Sarko maître du monde

Quand les événements les dépassent, nos dirigeants feignent, selon le vieil adage, de les organiser. C'est un peu l'argument du premier secrétaire du PS, François Hollande réagissant aux propos tenus par Nicolas Sarkozy à New York et réclamant des sanctions pour les responsables du krach financier de la semaine passée. Evoquant devant la fondation Elie Wiesel la peur de nos concitoyens de perdre leurs économies ou leurs placements immobiliers, le chef de l'Etat appelait les responsables de la planète finances à rendre des comptes. Lors de la précédente Assemblée générale de l'Onu, il préconisait un nouvel ordre mondial dans le droit fil des prêches de son prédécesseur.
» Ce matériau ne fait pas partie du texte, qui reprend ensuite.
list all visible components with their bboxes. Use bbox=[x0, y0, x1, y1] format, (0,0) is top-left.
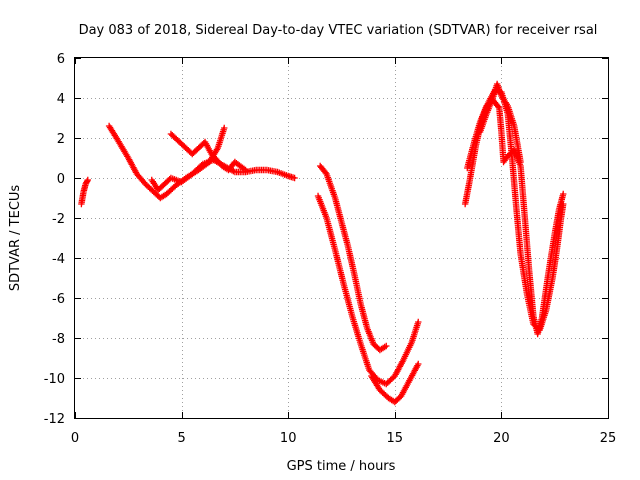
data-series-9 bbox=[464, 96, 567, 338]
plot-frame bbox=[74, 57, 609, 419]
y-tick-label: 2 bbox=[57, 132, 65, 147]
data-series-5 bbox=[316, 162, 390, 354]
x-tick-label: 20 bbox=[493, 431, 510, 446]
data-point bbox=[221, 124, 228, 132]
y-tick-label: 6 bbox=[57, 52, 65, 67]
data-series-4 bbox=[167, 130, 249, 174]
y-tick-label: -2 bbox=[52, 212, 65, 227]
x-axis-label: GPS time / hours bbox=[287, 459, 396, 474]
data-point bbox=[517, 158, 524, 166]
chart-title: Day 083 of 2018, Sidereal Day-to-day VTE… bbox=[79, 23, 598, 38]
data-point bbox=[415, 318, 422, 326]
data-point bbox=[242, 166, 249, 174]
x-tick-label: 5 bbox=[177, 431, 185, 446]
axis-ticks: 0 5 10 15 20 25 -12 -10 -8 -6 -4 -2 0 2 4 6 bbox=[44, 52, 617, 446]
data-point bbox=[495, 103, 502, 110]
y-tick-label: -4 bbox=[52, 252, 65, 267]
data-point bbox=[383, 342, 390, 350]
data-points bbox=[78, 80, 567, 406]
y-axis-label: SDTVAR / TECUs bbox=[8, 185, 23, 292]
data-point bbox=[83, 178, 91, 185]
x-tick-label: 25 bbox=[600, 431, 617, 446]
data-point bbox=[415, 360, 422, 368]
x-tick-label: 15 bbox=[387, 431, 404, 446]
grid-lines bbox=[75, 58, 608, 418]
y-tick-label: -12 bbox=[44, 412, 65, 427]
data-point bbox=[560, 190, 567, 198]
y-tick-label: -8 bbox=[52, 332, 65, 347]
data-series-6 bbox=[314, 192, 422, 388]
data-series-8 bbox=[461, 86, 567, 334]
data-series-1 bbox=[78, 176, 91, 208]
x-tick-label: 0 bbox=[71, 431, 79, 446]
y-tick-label: -6 bbox=[52, 292, 65, 307]
data-series-7 bbox=[368, 360, 422, 406]
y-tick-label: -10 bbox=[44, 372, 65, 387]
data-point bbox=[291, 174, 298, 182]
y-tick-label: 4 bbox=[57, 92, 65, 107]
y-tick-label: 0 bbox=[57, 172, 65, 187]
data-series-10 bbox=[476, 80, 524, 166]
data-point bbox=[84, 176, 91, 184]
x-tick-label: 10 bbox=[280, 431, 297, 446]
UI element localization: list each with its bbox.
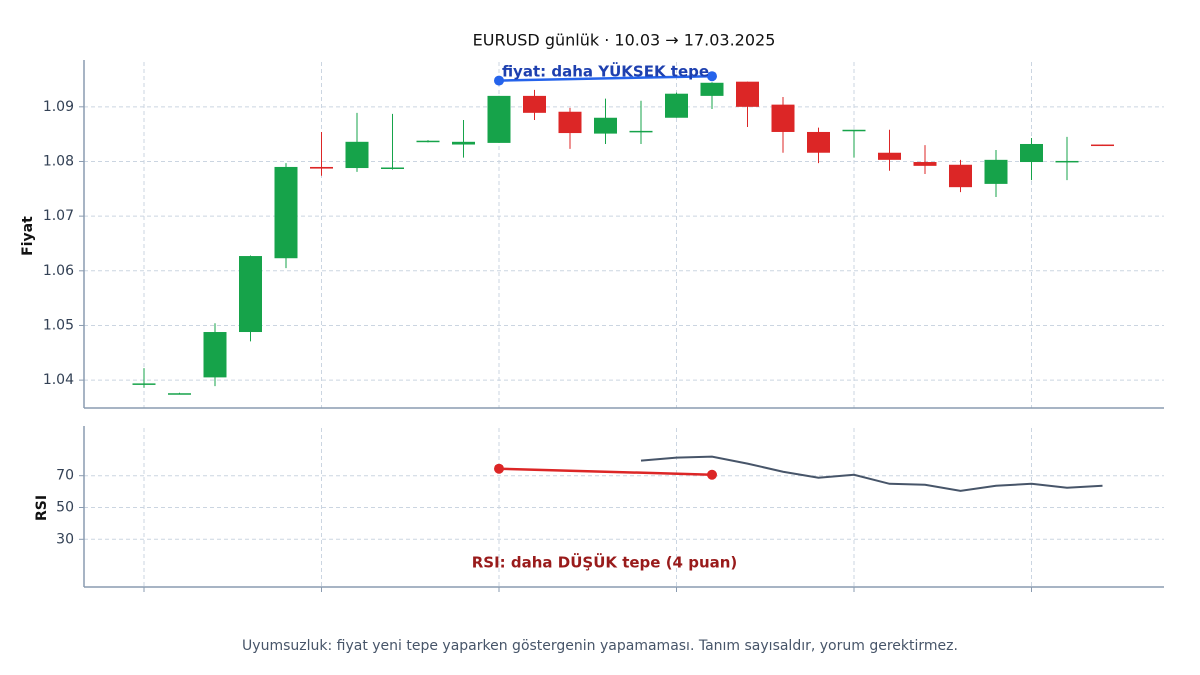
y-tick-label: 50 [56,500,74,516]
candle-body [381,167,404,169]
annotation-label: RSI: daha DÜŞÜK tepe (4 puan) [472,553,738,572]
footnote: Uyumsuzluk: fiyat yeni tepe yaparken gös… [242,638,958,654]
y-tick-label: 30 [56,531,74,547]
candle-body [523,95,546,113]
candle-body [594,117,617,134]
divergence-point [707,71,717,82]
candle-body [736,81,759,107]
candle-body [878,152,901,160]
y-tick-label: 1.05 [43,317,74,333]
y-tick-label: 1.08 [43,153,74,169]
candle-body [310,166,333,169]
candle-body [274,166,298,259]
candle-body [239,256,262,333]
candle-body [629,130,653,133]
candle-body [949,164,972,188]
candle-body [842,129,866,132]
divergence-point [707,469,717,480]
candle-body [203,332,227,378]
y-tick-label: 70 [56,468,74,484]
candle-body [416,140,440,143]
candle-body [665,93,688,118]
chart-title: EURUSD günlük · 10.03 → 17.03.2025 [473,31,776,50]
candle-body [807,131,830,153]
candle-body [1091,144,1114,147]
candle-body [558,111,582,134]
divergence-point [494,75,504,86]
y-axis-label: RSI [34,495,50,521]
candle-body [487,95,511,143]
candle-body [1020,143,1043,163]
candle-body [132,383,156,385]
divergence-line [498,467,713,476]
candle-body [452,141,475,145]
rsi-line [640,455,1103,492]
candle-body [1055,160,1079,163]
y-axis-label: Fiyat [20,216,36,256]
y-tick-label: 1.04 [43,372,74,388]
divergence-point [494,463,504,474]
divergence-line [498,74,713,82]
candle-body [700,82,724,96]
candle-body [345,141,369,169]
y-tick-label: 1.06 [43,263,74,279]
y-tick-label: 1.09 [43,99,74,115]
candle-body [168,393,191,395]
candle-body [984,159,1008,184]
candle-body [771,104,795,132]
candle-body [913,162,937,166]
annotation-label: fiyat: daha YÜKSEK tepe [502,62,709,81]
y-tick-label: 1.07 [43,208,74,224]
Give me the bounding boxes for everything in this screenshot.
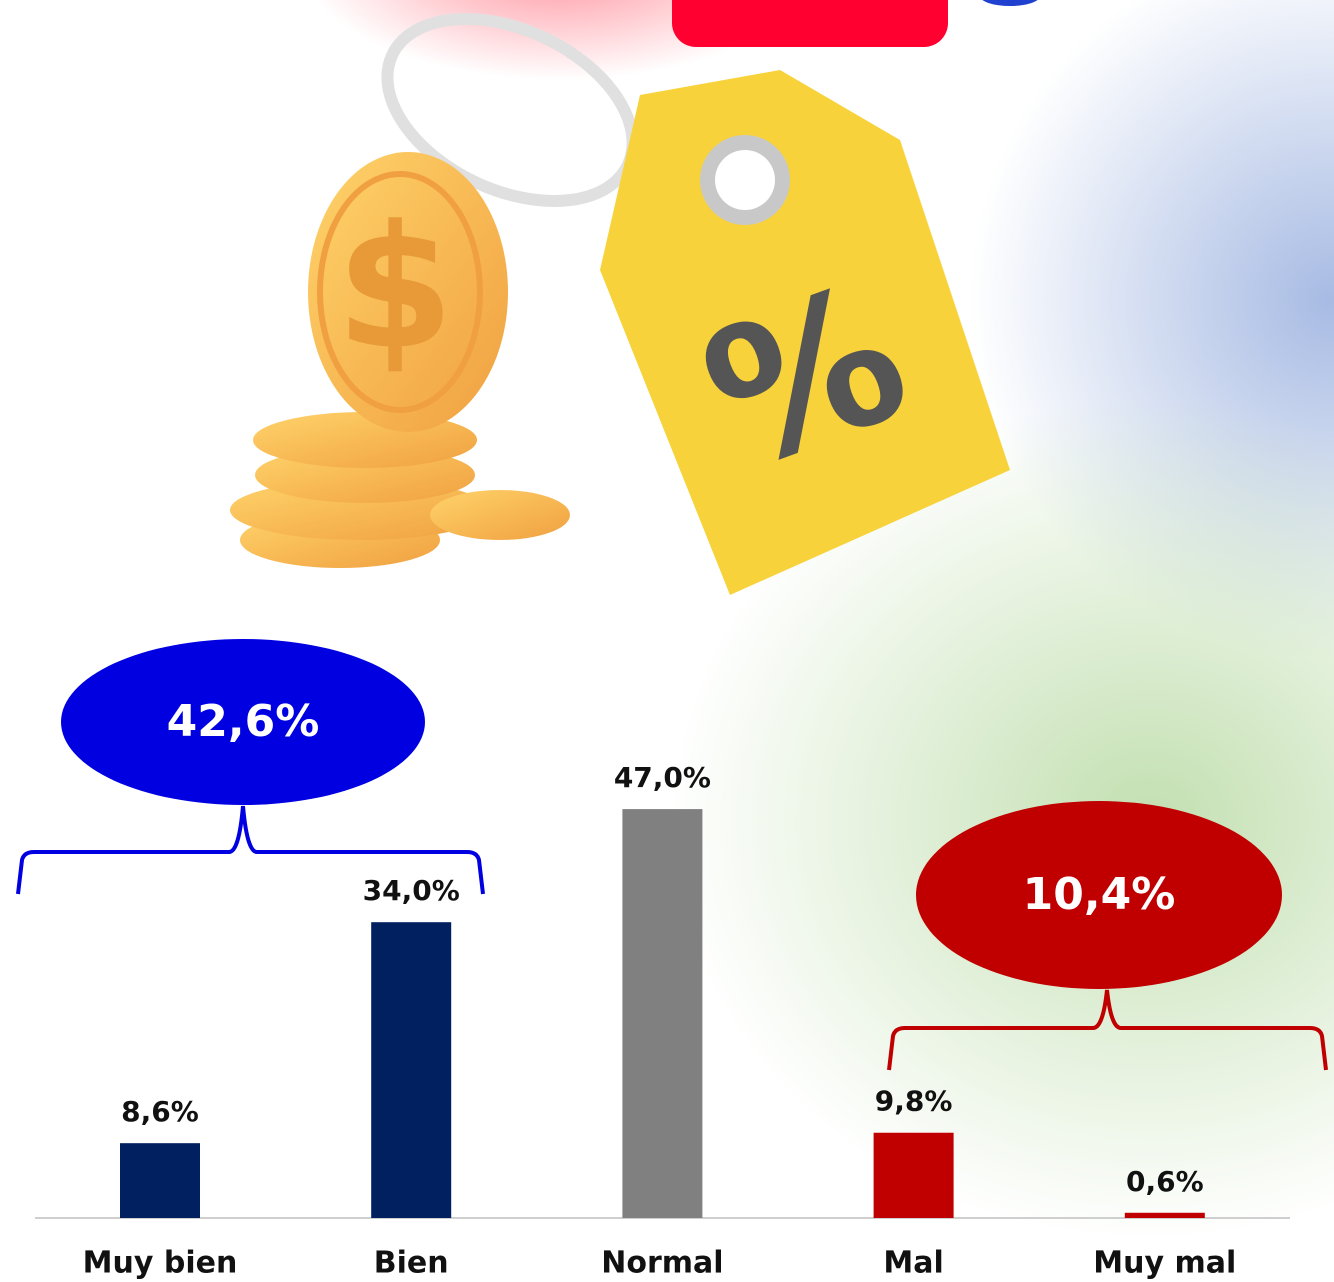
chart: $ % 8,6%Muy bien34,0%Bien47,0%Normal9,8%… bbox=[0, 0, 1334, 1282]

Cette fois, le Président français s'est lancé dans un grand discours en faveur de l'Afrique qu'il faut sortir de la pauvreté alors même que l'aide française au développement, traditionnellement la plus importante des pays occidentaux, a été divisée par deux. Sa suggestion de convoquer un G8 monétaire afin d'accroître les mécanismes de régulation publique risque fort de s'enliser. Car les Etats-Unis qui se méfient des systèmes collectifs, ne veulent pas se laisser engluer dans une gouvernance de type Nations-Unies qu'ils exècrent. La France y a tout intérêt pour s'en servir comme d'un levier d'influence car ses marges de manoeuvre sont faibles. Songez qu'avec son paquet fiscal de 15 milliards d'euros, elle a été au maximum de ses possibilités tandis que l'Amérique dépensait 700 milliards de dollars pour soutenir ses banques. De surcroît, l'Europe prive la France d'un levier budgétaire comme monétaire en l'enserrant dans un véritable corset. Certes, le fait que les Américains nationalisent à tour de bras brouille nos repères et incite au pragmatisme. Sarko a déjà agi de la sorte en sauvant Alstom tout en dénonçant les patrons voyous. Le pouvoir politique ne peut avouer qu'il est désarmé face à la mondialisation.